WA has a B&O tax…I believe we are the only state in the country with such a ruthlessly regressive tax on small business. It’s charged on gross receipts regardless of profits. Only the mega corps with lobbyists are exempt. Many small business owners consider the B&O tax to be worse than a state income tax.
WA tax receipts grow higher every year. There is no shortage of money coming in at the state level. Back when this carbon tax bill was passed the state said they did not expect these billions if dollars of increased revenue. It’s like found money, the state budget was plenty high before these billions were added to it.
New Mexico and Hawaii have some form of gross receipts tax, too.
Some years ago when Bill Gates Sr. (the lawyer; not the insanely rich guy son) tried to promote a progressive income tax change in our state constitution he got shot down in no uncertain terms.

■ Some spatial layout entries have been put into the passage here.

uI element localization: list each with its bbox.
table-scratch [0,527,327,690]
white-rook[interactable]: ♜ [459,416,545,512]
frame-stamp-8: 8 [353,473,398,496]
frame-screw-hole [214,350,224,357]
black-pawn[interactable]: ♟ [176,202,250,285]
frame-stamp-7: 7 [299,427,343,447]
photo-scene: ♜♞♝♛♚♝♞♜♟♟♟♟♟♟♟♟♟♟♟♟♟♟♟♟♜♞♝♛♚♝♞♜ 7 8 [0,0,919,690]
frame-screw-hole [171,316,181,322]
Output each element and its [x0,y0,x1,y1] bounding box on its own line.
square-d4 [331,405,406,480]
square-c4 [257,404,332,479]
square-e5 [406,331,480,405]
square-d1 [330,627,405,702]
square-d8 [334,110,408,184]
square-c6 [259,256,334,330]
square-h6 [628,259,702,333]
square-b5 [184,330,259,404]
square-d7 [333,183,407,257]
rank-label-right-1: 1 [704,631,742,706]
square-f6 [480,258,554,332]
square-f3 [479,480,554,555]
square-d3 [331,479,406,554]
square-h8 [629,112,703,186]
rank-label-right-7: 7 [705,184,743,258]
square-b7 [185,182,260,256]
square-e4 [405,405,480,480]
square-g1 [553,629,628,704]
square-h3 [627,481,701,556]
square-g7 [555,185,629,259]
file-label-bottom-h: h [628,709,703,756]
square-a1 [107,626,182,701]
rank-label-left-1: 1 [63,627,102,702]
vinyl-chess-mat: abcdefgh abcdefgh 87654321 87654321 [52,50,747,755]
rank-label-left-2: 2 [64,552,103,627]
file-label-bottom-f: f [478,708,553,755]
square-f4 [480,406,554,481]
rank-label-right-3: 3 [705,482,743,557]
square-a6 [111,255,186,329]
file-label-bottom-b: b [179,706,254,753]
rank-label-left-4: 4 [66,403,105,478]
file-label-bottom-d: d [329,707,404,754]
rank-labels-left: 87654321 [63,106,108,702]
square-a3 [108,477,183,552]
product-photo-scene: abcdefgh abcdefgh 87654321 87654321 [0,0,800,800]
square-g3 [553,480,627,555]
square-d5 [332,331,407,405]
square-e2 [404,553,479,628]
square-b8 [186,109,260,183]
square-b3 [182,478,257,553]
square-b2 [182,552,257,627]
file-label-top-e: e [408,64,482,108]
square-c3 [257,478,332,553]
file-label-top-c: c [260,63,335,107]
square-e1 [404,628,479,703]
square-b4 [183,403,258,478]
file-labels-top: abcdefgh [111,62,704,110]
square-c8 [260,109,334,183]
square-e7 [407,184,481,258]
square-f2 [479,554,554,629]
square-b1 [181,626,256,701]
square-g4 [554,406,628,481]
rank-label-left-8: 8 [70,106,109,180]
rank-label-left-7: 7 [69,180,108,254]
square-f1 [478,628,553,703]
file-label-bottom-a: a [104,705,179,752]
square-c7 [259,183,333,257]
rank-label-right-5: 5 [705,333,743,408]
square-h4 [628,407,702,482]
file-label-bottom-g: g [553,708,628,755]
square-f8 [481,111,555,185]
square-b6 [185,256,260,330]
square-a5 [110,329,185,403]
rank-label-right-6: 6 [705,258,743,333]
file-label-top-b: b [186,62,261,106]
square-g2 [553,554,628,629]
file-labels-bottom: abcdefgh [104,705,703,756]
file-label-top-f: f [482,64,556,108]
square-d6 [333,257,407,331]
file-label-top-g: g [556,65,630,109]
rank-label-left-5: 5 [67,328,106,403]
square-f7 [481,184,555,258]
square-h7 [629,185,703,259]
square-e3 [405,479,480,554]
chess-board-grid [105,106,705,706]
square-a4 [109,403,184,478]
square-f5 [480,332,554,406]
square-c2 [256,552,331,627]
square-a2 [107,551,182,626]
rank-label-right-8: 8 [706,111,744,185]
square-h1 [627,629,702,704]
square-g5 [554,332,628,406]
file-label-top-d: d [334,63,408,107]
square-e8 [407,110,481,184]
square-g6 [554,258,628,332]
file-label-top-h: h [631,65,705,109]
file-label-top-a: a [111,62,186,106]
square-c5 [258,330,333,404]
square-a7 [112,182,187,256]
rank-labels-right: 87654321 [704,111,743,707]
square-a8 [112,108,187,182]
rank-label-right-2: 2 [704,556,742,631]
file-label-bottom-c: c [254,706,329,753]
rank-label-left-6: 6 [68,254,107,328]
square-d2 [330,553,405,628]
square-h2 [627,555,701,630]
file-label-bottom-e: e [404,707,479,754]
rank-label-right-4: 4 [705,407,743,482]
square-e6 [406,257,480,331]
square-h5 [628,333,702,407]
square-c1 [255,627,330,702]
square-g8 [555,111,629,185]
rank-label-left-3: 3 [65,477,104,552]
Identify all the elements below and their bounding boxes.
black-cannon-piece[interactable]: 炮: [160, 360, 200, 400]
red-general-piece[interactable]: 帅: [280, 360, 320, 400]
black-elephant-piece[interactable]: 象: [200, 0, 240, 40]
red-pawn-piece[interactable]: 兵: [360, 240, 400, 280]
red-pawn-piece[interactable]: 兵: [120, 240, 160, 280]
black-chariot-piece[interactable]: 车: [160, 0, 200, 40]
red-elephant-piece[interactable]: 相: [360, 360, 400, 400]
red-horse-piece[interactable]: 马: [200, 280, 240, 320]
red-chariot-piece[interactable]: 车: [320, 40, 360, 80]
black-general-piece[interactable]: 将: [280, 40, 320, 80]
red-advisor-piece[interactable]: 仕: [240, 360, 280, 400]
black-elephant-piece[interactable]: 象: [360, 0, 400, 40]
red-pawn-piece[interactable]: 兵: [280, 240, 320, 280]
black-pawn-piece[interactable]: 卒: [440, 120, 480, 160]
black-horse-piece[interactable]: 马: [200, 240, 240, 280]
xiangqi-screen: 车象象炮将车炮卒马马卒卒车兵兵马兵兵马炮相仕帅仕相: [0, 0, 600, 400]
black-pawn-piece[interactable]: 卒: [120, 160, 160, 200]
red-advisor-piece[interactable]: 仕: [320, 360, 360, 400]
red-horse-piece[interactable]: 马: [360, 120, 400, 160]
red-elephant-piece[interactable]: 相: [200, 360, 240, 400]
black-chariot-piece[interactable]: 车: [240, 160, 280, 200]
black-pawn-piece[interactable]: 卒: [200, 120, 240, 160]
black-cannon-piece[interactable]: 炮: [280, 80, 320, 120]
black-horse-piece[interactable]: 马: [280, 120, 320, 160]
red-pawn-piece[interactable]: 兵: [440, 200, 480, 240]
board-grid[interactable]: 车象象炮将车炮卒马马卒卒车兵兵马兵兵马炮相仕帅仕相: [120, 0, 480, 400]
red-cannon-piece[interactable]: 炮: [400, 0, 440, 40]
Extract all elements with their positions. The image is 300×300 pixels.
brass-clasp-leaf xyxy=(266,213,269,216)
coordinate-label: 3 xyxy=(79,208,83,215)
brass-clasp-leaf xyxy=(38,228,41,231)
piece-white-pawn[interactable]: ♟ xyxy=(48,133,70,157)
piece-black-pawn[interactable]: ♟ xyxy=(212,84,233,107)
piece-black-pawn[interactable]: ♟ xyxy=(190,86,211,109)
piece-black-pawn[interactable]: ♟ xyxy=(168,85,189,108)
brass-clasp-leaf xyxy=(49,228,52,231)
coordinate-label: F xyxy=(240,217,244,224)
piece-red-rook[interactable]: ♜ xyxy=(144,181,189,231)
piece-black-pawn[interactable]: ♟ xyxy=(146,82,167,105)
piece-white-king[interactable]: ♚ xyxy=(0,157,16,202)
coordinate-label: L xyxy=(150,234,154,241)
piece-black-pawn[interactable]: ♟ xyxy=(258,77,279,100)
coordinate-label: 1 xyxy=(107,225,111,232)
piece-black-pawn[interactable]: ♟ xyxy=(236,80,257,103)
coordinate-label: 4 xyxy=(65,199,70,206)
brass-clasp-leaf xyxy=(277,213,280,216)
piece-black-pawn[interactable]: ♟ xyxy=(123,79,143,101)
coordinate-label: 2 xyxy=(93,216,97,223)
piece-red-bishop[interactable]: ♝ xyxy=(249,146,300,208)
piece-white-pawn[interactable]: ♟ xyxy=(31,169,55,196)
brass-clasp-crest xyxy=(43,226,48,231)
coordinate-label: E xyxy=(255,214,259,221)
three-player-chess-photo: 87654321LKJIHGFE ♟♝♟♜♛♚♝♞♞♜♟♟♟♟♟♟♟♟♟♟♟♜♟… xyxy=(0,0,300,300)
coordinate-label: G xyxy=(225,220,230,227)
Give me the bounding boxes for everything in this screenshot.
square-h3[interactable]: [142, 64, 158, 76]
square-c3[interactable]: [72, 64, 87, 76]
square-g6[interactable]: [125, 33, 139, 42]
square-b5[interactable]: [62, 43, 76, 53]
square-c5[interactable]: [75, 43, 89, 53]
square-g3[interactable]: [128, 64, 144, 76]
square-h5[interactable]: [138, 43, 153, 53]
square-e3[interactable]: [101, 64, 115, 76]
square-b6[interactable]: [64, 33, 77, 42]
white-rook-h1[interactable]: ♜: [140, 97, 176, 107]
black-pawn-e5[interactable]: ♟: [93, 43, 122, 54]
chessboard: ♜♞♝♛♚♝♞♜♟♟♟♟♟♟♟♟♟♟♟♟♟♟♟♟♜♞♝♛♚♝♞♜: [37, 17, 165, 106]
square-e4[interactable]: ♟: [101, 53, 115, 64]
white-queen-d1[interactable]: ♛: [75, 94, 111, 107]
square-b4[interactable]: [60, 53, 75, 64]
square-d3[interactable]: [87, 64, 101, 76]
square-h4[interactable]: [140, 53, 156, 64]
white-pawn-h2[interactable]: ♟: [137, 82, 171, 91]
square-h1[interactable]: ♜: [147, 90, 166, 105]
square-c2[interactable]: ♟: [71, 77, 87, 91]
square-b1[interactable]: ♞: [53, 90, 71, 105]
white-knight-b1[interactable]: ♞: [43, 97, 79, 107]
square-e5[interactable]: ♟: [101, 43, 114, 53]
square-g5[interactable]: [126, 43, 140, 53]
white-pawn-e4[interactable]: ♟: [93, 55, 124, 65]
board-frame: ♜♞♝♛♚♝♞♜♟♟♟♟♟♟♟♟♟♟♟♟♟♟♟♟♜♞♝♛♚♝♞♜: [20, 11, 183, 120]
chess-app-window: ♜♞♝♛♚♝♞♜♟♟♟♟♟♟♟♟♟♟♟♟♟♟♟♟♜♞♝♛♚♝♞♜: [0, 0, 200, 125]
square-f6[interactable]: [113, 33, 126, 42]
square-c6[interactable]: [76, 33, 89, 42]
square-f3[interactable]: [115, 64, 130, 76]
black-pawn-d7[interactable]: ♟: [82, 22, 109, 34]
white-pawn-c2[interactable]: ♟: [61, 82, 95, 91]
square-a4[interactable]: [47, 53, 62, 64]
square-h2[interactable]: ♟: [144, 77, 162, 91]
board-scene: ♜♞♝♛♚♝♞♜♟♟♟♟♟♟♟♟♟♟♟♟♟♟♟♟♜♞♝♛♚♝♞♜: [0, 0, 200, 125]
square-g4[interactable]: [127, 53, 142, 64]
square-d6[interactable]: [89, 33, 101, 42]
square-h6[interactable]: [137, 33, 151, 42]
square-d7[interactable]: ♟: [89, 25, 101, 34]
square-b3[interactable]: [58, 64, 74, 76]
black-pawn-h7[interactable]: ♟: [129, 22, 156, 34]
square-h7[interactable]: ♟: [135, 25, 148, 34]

The only reason I voted against his proposal is because I know this state will never give up it’s beloved regressive sales tax. If it was one or the other I would have voted for it, especially when the average guy could use state income taxes as a federal deduction. Trump took care of that with his phony tax cut for all by raising the standard deduction a little and giving rich folks and corporations an huge tax break. I think the tax break for the average guy sunsets soon, if I’m not mistaken. Nothing ever really changes when it comes to tax favoritism toward the rich. They make the laws you know.
Supporting the CCA means supporting a state program that the Dept. of Ecology admits has no measurable results. And why are there no results? Because the state didn’t develop a way to assess its results! The CCA is based on political wishful thinking under the guise of environmental progress. Since Washingtonians deserve programs that are assessed to truly work, passing Initiative 2117 may lead to such programs.
How is the cap and invest program not regressive? As a company pays more for carbon credits, they will raise the cost of their product. For example, if a direct tax on the sale of gasoline is regressive, then isn’t a program that raises the price of gasoline by “taxing” oil companies who pass it on to consumers a regressive program?
Good question. The cap-and-invest program (the Climate Commitment Act) raises funds to support low income families (with a pretty high qualification cut off) who face additional costs due to the carbon fees. What funding it provides will be adjusted for decades to come as different situations arise. This year, the additional costs related to higher natural gas prices were balanced by payments to households who still use natural gas. This support did not remove the caps on how much in greenhouse gases natural gas companies could release, and there is still an incentive to natural gas companies to reduce their greenhouse gases, but the additional costs that you describe were covered.